Zephyr Teachout, who was Howard Dean's campaign manager, is a real damned progressive. And you know how we kept saying we needed a progressive version of the Tea Party? A lot of Democratic politicians and campaign apparatchniks are sitting up and paying attention today.
Gov. Andrew M. Cuomo of New York claimed the Democratic nomination for a second term on Tuesday, but at a considerable price: A liberal challenger with little money or name recognition, Zephyr Teachout, was on track to receive about a third of the vote, a signal of the potent dissatisfaction with Mr. Cuomo in his party’s left wing.
Mr. Cuomo avoided what could have been a more damaging blow to his prestige, as his choice for lieutenant governor, Kathy Hochul, a former congresswoman from Buffalo, soundly defeated Ms. Teachout’s running mate, Tim Wu.
[...] With 85 percent of precincts reporting, Mr. Cuomo had 60.7 percent of the vote, compared with 35.5 percent for Ms. Teachout.
Though she ran her campaign on a shoestring and with scarcely any organizational support, Ms. Teachout was on pace to record the strongest challenge to an incumbent governor since primaries for the office were established in New York in 1970.
[...] Ms. Teachout carried counties in large portions of New York, from the Canadian border to New York City’s northern suburbs. She and Mr. Wu, who were endorsed by one of the major unions of state workers, also ran away with the race in Albany County and much of the capital region.
Sounding jubilant, Ms. Teachout gave what sounded like a victory speech. “I will not be your next governor, but the Democrats of this state have been heard,” she told supporters jammed into a nightclub in Manhattan.

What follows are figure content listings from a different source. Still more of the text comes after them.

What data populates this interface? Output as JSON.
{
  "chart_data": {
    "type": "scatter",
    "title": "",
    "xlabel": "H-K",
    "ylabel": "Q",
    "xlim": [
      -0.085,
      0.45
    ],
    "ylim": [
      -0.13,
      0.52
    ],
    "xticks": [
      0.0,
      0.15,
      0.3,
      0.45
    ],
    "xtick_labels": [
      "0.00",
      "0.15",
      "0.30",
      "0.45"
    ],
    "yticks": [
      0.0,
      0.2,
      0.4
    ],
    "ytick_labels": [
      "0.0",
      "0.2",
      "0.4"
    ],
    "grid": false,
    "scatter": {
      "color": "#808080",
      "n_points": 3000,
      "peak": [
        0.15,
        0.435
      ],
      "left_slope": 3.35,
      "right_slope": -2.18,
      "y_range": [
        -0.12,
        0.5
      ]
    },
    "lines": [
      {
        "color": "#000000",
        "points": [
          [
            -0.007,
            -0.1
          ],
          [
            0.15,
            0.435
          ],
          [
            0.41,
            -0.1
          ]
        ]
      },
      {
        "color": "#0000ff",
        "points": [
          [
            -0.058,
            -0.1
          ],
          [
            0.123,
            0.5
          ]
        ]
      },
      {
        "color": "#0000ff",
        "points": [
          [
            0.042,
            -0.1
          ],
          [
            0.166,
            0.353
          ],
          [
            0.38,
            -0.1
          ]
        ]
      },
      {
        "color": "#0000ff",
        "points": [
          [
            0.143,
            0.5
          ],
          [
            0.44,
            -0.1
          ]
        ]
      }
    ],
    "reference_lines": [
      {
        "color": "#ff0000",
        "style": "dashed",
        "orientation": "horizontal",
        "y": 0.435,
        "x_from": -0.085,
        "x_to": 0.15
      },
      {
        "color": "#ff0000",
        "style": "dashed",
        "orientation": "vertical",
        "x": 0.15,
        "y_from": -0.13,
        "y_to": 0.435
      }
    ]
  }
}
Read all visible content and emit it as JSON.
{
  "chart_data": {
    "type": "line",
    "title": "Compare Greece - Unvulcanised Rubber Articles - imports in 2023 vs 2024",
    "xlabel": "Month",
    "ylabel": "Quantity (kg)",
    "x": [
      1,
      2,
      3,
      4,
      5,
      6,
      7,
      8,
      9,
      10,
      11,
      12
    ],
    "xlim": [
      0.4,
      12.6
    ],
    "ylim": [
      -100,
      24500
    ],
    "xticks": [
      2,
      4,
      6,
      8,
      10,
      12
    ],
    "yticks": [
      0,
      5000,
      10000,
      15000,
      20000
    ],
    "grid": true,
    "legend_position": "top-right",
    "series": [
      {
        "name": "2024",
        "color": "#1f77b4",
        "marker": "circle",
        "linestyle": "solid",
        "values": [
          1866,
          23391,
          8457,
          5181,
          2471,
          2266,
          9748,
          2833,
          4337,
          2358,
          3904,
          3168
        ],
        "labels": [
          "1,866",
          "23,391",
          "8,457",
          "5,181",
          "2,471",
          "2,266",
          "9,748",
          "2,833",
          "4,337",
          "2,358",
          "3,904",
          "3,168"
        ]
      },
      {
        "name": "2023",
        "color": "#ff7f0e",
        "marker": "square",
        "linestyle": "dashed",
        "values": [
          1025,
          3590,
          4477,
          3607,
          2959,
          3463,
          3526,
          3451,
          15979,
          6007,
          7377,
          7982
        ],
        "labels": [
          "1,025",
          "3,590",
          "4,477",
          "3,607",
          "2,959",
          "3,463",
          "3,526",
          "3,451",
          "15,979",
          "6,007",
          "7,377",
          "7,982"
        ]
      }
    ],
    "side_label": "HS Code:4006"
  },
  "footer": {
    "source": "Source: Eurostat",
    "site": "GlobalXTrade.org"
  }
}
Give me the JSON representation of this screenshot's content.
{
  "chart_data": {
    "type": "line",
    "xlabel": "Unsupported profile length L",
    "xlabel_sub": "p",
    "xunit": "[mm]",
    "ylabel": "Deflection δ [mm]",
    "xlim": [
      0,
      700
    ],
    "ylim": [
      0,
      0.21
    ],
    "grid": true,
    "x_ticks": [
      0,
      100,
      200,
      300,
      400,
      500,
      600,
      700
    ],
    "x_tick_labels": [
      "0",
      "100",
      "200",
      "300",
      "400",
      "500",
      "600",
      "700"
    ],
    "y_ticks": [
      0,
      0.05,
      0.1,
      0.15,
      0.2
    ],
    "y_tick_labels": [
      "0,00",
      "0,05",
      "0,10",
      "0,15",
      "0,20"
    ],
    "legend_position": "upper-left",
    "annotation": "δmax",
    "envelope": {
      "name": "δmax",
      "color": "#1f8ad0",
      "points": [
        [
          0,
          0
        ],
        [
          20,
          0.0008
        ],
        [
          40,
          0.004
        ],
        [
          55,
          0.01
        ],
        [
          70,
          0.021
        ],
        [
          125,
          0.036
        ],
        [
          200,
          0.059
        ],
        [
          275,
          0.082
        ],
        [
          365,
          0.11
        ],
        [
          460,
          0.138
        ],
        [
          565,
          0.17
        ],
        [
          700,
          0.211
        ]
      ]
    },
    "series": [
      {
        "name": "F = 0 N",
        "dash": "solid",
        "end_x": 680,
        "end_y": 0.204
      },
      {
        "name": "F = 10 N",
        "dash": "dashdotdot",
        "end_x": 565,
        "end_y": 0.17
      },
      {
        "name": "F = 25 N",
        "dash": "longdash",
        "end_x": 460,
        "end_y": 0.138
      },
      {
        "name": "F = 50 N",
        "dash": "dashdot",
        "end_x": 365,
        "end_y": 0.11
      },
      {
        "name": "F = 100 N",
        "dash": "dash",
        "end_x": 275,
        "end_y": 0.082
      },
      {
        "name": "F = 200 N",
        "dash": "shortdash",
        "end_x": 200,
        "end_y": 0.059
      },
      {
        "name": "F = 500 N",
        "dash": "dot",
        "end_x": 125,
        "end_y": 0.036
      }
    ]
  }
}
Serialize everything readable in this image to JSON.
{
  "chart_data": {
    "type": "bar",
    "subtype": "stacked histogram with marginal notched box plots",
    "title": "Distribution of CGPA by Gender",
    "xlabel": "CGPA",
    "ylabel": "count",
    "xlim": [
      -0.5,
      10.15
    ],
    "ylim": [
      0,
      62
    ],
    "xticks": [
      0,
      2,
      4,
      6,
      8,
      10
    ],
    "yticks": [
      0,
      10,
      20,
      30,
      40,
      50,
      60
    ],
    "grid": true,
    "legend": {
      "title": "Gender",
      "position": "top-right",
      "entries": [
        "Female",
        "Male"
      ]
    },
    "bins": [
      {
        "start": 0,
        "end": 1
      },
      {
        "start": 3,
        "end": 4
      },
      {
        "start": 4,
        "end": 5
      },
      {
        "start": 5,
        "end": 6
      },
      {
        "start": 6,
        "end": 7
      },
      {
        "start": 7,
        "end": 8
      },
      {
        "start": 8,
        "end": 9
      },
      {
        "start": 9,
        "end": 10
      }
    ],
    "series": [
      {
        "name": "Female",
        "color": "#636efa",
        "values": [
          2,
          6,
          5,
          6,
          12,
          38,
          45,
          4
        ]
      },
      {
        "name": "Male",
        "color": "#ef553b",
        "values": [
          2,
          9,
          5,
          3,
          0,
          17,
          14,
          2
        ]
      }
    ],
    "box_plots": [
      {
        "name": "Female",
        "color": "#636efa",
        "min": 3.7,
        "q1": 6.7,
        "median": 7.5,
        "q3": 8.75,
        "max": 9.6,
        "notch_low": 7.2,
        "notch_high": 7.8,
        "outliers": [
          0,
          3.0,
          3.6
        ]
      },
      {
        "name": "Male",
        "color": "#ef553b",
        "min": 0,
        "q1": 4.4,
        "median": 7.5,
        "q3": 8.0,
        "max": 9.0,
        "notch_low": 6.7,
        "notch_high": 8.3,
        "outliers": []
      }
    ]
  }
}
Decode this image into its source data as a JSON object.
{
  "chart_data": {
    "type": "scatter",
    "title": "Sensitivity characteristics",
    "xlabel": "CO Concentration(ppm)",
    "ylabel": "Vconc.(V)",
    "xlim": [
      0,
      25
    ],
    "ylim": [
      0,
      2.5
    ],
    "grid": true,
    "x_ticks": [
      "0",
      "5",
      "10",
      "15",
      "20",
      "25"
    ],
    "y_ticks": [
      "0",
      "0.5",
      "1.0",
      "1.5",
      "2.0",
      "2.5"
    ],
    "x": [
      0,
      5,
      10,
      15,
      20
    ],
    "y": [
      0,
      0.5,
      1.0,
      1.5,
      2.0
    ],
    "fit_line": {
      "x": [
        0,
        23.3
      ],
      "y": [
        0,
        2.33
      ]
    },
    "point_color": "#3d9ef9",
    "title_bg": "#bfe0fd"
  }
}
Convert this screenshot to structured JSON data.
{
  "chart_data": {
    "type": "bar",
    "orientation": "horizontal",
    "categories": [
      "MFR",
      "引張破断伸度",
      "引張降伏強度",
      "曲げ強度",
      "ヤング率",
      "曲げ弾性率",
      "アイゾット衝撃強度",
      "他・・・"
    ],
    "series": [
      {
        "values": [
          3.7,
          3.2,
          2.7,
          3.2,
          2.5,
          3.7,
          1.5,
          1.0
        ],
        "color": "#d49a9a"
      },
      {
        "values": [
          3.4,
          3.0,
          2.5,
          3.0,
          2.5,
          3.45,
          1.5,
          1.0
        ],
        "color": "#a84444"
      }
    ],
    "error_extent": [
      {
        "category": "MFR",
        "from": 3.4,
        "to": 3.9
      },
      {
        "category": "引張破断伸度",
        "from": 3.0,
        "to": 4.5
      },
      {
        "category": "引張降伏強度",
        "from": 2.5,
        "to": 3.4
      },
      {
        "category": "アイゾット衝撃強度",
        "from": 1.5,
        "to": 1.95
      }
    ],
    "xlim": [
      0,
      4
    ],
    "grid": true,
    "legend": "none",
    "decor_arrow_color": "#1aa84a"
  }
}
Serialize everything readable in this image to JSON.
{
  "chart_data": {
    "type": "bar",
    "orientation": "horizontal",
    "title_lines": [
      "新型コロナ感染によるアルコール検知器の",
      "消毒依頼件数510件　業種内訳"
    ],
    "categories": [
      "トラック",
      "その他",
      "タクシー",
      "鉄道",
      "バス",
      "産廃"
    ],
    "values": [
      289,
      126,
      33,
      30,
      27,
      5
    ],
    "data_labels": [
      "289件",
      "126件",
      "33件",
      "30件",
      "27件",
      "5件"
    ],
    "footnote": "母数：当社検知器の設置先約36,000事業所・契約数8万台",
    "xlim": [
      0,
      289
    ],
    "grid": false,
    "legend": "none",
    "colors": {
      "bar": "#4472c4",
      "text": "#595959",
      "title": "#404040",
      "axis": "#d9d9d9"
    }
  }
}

In a show of confidence heading into the campaign season, Mr. Cuomo largely avoided doing the things that candidates do — debating, pressing the flesh and pointing out his opponent’s flaws. But that strategy may have misfired. The strong performance by Ms. Teachout, a legal scholar of political corruption who had never run for office, was an embarrassing rebuke to Mr. Cuomo, and it could put a dent in any national aspirations he may hold.
Her support was driven in part by frustration among Democrats with Mr. Cuomo’s carefully calibrated way of governing. While he has been lauded by liberals in the state and nationally for bold action on topics like same-sex marriage and gun control, his posture on nuts-and-bolts issues like budgets and taxes has leaned more toward the right.